在这个模型中,Hamiltonian Monte Carlo 采样对于超参数推断是快速和有效的 (Neal 1997)。如果后验密度函数在超参数方面高度集中,则 Stan 实现可以在几秒钟内拟合包含数百个数据点的模型。

Latent variable GP

潜变量高斯过程

We can also explicitly code the latent variable formulation of a GP in Stan. This will be useful for when the outcome is not normal. We’ll need to add a small positive term, \(\delta\) to the diagonal of the covariance matrix in order to ensure that our covariance matrix remains positive definite.

我们也可以在 Stan 中显式编写高斯过程的潜变量形式,这在处理非正态数据时非常有用。我们需要在协方差矩阵的对角线上添加一个小的正数项 \(\delta\),以确保我们的协方差矩阵始终是正定的。

data {
  int<lower=1> N;
  array[N] real x;
  vector[N] y;
}
transformed data {
  real delta = 1e-9;
}
parameters {
  real<lower=0> rho;
  real<lower=0> alpha;
  real<lower=0> sigma;
  vector[N] eta;
}
model {
  vector[N] f;
  {
    matrix[N, N] L_K;
    matrix[N, N] K = gp_exp_quad_cov(x, alpha, rho);

    // diagonal elements
    for (n in 1:N) {
      K[n, n] = K[n, n] + delta;
    }

    L_K = cholesky_decompose(K);
    f = L_K * eta;
  }

  rho ~ inv_gamma(5, 5);
  alpha ~ std_normal();
  sigma ~ std_normal();
  eta ~ std_normal();

  y ~ normal(f, sigma);
}

Two differences between the latent variable GP and the marginal likelihood GP are worth noting. The first is that we have augmented our parameter block with a new parameter vector of length \(N\) called eta. This is used in the model block to generate a multivariate normal vector called \(f\), corresponding to the latent GP. We put a \(\textsf{normal}(0,1)\) prior on eta like we did in the Cholesky-parameterized GP in the simulation section. The second difference is that although we could code the distribution statement for \(y\) with one \(N\)-dimensional multivariate normal with an identity covariance matrix multiplied by \(\sigma^2\), we instead use vectorized univariate normal distribution, which is equivalent but more efficient to use.

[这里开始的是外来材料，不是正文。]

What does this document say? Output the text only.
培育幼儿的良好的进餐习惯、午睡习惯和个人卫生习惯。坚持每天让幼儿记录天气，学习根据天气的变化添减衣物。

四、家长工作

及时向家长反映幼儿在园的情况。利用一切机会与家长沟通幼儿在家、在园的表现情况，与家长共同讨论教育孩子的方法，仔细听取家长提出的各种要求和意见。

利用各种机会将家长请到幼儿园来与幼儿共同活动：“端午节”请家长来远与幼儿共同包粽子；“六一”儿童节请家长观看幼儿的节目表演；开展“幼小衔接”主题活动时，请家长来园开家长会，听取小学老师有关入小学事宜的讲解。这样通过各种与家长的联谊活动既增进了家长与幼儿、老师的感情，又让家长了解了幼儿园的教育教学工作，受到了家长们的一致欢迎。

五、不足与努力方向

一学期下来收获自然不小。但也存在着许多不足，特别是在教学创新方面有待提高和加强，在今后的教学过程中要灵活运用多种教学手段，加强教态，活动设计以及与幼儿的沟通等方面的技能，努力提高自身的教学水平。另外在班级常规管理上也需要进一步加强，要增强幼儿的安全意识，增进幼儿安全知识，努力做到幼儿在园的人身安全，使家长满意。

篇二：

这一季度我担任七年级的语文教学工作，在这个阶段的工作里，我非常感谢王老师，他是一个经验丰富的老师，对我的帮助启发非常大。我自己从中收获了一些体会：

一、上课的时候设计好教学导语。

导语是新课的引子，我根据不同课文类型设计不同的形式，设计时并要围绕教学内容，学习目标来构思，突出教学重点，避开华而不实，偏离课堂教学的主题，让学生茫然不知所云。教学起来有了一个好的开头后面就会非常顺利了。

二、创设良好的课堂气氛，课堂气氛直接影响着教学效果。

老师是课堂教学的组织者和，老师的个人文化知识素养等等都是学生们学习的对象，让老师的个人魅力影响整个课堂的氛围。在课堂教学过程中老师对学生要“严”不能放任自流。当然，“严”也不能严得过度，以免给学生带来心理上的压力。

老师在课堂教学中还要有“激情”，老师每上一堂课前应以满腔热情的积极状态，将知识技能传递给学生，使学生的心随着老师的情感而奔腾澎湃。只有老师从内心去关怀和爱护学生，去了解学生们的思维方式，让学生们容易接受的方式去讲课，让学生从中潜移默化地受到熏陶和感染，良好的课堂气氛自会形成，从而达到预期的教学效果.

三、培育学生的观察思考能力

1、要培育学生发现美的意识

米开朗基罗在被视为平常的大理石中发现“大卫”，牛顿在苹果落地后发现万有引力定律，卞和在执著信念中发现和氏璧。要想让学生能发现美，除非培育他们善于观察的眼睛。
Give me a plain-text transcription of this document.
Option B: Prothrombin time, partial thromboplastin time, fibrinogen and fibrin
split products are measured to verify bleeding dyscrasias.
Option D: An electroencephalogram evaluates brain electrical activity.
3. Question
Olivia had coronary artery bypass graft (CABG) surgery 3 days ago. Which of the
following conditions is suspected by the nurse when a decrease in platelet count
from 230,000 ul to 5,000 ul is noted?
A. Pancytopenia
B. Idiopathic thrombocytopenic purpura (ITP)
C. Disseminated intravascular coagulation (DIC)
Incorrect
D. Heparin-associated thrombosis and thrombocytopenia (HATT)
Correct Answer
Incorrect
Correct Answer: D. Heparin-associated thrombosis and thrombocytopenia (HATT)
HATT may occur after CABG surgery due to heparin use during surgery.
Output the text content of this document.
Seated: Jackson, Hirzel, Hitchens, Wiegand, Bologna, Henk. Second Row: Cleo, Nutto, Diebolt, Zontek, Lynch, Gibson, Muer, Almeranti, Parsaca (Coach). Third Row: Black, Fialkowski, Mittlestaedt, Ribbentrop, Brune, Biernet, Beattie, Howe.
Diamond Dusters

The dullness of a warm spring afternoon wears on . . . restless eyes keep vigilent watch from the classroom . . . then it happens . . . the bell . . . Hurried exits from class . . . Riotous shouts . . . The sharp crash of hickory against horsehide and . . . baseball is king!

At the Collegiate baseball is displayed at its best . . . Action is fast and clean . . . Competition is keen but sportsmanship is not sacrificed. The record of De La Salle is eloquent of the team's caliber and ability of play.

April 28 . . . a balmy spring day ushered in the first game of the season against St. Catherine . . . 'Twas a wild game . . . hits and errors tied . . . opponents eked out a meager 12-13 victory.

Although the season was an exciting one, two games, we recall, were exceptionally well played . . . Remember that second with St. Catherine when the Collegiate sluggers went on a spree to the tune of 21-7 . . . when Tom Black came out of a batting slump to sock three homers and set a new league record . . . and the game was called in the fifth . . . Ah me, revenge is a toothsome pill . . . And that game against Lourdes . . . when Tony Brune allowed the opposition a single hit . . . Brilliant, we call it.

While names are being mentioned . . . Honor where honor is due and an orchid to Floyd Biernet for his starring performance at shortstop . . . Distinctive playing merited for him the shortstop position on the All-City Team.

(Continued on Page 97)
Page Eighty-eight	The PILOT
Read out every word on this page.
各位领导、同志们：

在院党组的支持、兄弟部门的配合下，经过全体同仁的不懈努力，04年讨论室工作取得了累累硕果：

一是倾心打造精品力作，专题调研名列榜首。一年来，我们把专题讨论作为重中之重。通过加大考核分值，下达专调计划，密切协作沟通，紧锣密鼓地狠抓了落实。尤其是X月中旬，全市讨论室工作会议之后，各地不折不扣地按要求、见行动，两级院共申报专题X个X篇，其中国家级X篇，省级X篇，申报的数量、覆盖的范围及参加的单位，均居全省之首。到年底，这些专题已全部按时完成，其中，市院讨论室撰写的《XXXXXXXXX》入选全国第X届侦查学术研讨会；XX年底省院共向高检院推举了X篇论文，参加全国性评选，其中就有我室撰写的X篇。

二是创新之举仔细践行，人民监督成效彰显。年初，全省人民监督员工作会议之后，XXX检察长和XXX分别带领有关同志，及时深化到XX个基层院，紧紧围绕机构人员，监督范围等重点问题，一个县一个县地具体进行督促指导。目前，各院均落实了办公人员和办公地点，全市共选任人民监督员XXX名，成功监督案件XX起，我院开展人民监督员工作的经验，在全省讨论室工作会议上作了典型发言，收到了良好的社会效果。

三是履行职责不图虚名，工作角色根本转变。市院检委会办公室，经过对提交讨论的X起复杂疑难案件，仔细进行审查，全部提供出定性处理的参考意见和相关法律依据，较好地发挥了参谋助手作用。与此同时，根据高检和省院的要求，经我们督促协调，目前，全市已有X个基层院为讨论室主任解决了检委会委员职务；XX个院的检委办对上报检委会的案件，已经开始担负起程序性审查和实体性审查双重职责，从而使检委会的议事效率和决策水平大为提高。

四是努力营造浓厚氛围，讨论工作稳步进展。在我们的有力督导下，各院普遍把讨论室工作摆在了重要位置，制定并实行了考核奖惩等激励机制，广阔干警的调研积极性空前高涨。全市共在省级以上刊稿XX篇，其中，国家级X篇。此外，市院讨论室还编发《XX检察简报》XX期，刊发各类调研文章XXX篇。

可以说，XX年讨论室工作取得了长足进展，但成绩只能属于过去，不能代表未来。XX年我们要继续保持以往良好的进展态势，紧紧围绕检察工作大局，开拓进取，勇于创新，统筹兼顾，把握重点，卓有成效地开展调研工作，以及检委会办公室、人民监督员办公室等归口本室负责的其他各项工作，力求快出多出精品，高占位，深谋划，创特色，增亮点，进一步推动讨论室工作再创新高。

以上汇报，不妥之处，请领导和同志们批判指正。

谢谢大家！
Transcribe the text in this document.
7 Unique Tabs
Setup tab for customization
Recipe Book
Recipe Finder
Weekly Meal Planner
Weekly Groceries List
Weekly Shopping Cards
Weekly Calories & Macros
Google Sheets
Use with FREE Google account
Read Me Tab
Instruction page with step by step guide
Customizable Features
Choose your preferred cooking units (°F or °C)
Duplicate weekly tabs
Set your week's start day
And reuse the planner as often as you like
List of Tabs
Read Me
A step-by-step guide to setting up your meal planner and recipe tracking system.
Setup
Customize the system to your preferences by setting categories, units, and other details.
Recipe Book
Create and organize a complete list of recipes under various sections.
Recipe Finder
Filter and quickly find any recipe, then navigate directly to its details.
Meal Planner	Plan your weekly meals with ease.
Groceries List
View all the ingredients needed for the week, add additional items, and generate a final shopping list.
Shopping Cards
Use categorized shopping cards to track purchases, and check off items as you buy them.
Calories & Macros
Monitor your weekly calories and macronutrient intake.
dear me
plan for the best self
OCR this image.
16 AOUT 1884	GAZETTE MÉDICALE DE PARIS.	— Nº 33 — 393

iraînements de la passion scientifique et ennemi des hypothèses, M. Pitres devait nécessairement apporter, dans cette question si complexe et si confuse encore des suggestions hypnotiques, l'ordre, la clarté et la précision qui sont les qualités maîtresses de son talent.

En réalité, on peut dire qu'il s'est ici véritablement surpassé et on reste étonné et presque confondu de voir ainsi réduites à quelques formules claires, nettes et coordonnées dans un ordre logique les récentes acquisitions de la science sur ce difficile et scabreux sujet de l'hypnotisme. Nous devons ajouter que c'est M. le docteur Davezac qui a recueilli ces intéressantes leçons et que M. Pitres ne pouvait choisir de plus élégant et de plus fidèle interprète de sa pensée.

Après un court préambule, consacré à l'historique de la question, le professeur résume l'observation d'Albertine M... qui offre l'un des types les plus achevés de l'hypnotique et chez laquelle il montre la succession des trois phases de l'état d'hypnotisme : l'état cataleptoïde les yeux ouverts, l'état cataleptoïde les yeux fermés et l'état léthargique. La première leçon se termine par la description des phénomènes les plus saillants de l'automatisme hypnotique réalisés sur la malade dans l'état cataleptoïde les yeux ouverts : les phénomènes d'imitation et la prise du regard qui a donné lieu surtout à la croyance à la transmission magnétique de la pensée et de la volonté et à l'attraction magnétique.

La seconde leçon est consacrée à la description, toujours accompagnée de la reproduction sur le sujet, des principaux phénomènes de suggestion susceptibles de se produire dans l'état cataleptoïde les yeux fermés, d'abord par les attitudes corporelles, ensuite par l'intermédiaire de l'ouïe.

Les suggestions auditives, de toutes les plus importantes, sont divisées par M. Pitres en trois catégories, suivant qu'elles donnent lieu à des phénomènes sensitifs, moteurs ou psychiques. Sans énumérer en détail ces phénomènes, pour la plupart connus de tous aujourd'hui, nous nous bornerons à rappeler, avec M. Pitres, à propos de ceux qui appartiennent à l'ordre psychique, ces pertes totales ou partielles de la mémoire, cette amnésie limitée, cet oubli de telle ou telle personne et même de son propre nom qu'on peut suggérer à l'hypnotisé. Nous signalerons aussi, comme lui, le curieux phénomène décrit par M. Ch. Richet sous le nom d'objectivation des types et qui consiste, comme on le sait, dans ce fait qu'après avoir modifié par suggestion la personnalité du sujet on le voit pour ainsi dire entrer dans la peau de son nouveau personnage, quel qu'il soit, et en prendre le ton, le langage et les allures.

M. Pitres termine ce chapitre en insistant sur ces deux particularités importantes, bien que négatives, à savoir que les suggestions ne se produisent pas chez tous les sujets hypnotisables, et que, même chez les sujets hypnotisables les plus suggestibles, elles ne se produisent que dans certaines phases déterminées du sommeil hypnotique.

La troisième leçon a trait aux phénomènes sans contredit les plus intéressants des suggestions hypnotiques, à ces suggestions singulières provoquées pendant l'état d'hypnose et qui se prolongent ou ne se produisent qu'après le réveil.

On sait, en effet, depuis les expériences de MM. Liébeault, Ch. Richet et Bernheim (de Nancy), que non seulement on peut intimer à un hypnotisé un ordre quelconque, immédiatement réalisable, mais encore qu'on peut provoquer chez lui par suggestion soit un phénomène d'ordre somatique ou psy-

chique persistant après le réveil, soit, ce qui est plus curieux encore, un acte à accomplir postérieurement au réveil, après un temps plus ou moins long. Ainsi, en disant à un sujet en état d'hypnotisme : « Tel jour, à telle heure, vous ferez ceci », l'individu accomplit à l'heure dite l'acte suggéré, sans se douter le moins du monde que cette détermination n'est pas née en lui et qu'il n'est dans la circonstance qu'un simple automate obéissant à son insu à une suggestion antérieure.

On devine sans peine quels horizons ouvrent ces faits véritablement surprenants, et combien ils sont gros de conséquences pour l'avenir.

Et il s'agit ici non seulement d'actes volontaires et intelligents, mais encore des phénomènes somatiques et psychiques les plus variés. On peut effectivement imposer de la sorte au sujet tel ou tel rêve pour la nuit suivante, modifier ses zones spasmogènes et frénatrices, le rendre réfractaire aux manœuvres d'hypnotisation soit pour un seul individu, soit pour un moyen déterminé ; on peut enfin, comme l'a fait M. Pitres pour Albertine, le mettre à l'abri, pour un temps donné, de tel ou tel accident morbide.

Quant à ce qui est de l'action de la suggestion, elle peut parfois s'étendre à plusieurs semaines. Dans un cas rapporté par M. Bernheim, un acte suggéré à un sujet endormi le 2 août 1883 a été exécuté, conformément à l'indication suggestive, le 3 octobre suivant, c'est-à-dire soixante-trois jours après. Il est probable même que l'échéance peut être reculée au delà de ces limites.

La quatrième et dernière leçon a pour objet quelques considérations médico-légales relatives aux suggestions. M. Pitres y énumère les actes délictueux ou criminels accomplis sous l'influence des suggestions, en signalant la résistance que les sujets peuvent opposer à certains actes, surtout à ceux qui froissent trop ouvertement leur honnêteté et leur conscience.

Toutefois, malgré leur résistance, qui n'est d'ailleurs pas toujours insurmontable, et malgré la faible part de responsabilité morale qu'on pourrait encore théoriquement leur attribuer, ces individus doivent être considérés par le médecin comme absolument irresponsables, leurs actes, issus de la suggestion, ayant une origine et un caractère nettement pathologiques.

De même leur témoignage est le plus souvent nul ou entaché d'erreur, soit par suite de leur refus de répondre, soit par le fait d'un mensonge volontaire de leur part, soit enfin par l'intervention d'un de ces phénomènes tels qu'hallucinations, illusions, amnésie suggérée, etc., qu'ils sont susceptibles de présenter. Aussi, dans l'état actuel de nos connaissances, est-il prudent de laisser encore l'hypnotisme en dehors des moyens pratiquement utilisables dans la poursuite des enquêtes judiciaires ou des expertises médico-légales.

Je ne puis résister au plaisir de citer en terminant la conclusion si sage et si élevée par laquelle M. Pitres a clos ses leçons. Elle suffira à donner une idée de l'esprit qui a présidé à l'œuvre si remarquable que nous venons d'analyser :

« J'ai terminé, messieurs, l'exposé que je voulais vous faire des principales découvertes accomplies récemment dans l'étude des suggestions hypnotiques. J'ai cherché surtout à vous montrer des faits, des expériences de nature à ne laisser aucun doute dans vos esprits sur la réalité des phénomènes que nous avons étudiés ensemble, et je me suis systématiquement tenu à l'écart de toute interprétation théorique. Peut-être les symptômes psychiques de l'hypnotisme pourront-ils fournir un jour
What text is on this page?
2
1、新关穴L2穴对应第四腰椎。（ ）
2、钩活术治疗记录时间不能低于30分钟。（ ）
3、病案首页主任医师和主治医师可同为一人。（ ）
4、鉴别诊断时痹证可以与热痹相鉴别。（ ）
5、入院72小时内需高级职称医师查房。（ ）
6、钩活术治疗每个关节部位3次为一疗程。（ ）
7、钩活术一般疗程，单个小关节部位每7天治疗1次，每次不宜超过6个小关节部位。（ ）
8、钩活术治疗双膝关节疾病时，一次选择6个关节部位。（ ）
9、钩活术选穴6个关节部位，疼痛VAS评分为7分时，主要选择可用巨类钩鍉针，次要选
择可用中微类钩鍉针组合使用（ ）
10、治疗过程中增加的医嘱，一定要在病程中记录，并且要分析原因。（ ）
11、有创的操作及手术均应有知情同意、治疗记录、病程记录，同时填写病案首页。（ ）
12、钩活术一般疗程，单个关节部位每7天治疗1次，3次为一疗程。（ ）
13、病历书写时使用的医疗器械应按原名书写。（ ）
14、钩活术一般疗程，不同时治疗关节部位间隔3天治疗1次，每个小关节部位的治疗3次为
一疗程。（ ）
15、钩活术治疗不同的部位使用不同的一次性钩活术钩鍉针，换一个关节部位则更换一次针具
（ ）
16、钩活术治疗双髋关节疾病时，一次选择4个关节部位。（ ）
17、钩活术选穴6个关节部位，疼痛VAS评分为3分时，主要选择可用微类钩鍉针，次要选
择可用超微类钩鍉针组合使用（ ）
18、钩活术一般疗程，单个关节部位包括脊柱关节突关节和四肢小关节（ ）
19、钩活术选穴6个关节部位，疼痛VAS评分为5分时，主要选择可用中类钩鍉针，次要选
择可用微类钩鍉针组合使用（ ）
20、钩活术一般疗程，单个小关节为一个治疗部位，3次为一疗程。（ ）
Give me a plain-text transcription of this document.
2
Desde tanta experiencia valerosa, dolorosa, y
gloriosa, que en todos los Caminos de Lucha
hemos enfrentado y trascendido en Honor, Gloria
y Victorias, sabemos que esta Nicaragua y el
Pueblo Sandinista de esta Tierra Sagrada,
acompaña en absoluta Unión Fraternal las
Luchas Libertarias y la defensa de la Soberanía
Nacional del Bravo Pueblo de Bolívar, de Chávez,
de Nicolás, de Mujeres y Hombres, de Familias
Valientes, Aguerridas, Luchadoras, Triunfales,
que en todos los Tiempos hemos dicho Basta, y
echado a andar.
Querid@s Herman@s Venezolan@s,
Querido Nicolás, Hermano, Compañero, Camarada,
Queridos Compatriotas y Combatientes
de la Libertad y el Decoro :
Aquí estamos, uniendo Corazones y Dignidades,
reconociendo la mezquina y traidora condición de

潜变量高斯过程和边际似然高斯过程之间有两个差异值得注意。首先,“parameter”块中增加了一个长度为 \(N\) 的新参数向量 eta,它用于在“model”块中生成对应于潜在高斯过程的多元正态向量 \(f\)。我们对 eta 使用 \(\textsf{normal}(0,1)\) 先验,就像在模拟章节中对基于 Cholesky 分解的高斯过程所做的那样。第二个区别是,虽然我们可以利用一个 \(N\) 维多元正态分布来编码 \(y\) 的分布,其中协方差是单位阵乘以 \(\sigma^2\),但现在我们使用向量化的一元正态分布,这两种形式等价,但后者更高效。

Discrete outcomes with Gaussian processes

使用高斯过程处理离散输出

Gaussian processes can be generalized the same way as standard linear models by introducing a link function. This allows them to be used as discrete data models.

高斯过程可以通过引入链接函数的方式与标准线性模型一样进行推广。这使得它们可以用作离散数据的模型。

Poisson GP

泊松高斯过程

If we want to model count data, we can remove the \(\sigma\) parameter, and use poisson_log, which implements a Poisson distribution with log link function, rather than normal. We can also add an overall mean parameter, \(a\), which will account for the marginal expected value for \(y\). We do this because we cannot center count data like we would for normally distributed data.

如果我们想要建模计数数据,可以移除 \(\sigma\) 参数,并使用 poisson_log 函数而非 normal 函数。该函数实现了一个对数链接的泊松分布。我们还可以添加一个总体均值参数 \(a\),它将考虑到 \(y\) 的边际期望值。这是因为我们不能像对于正态分布数据一样对计数数据进行中心化。

data {
  // ...
  array[N] int<lower=0> y;
  // ...
}
// ...
parameters {
  real<lower=0> rho;
  real<lower=0> alpha;
  real a;
  vector[N] eta;
}
model {
  // ...
  rho ~ inv_gamma(5, 5);
  alpha ~ std_normal();
  a ~ std_normal();
  eta ~ std_normal();

  y ~ poisson_log(a + f);
}

Logistic Gaussian process regression

Logistic 高斯过程回归模型

For binary classification problems, the observed outputs \(z_n \in \{ 0,1 \}\) are binary. These outputs are modeled using a Gaussian process with (unobserved) outputs \(y_n\) through the logistic link,

对于二元分类问题,观测输出 \(z_n \in \{ 0,1 \}\) 是二元取值的。通过 Logistic 链接函数,这些输出可以使用高斯过程进行建模,其中(未观测到的)输出为 \(y_n\),具体如下所示:

\[ z_n \sim \textsf{Bernoulli}(\operatorname{logit}^{-1}(y_n)), \] or in other words,

换言之,

\[ \Pr[z_n = 1] = \operatorname{logit}^{-1}(y_n). \]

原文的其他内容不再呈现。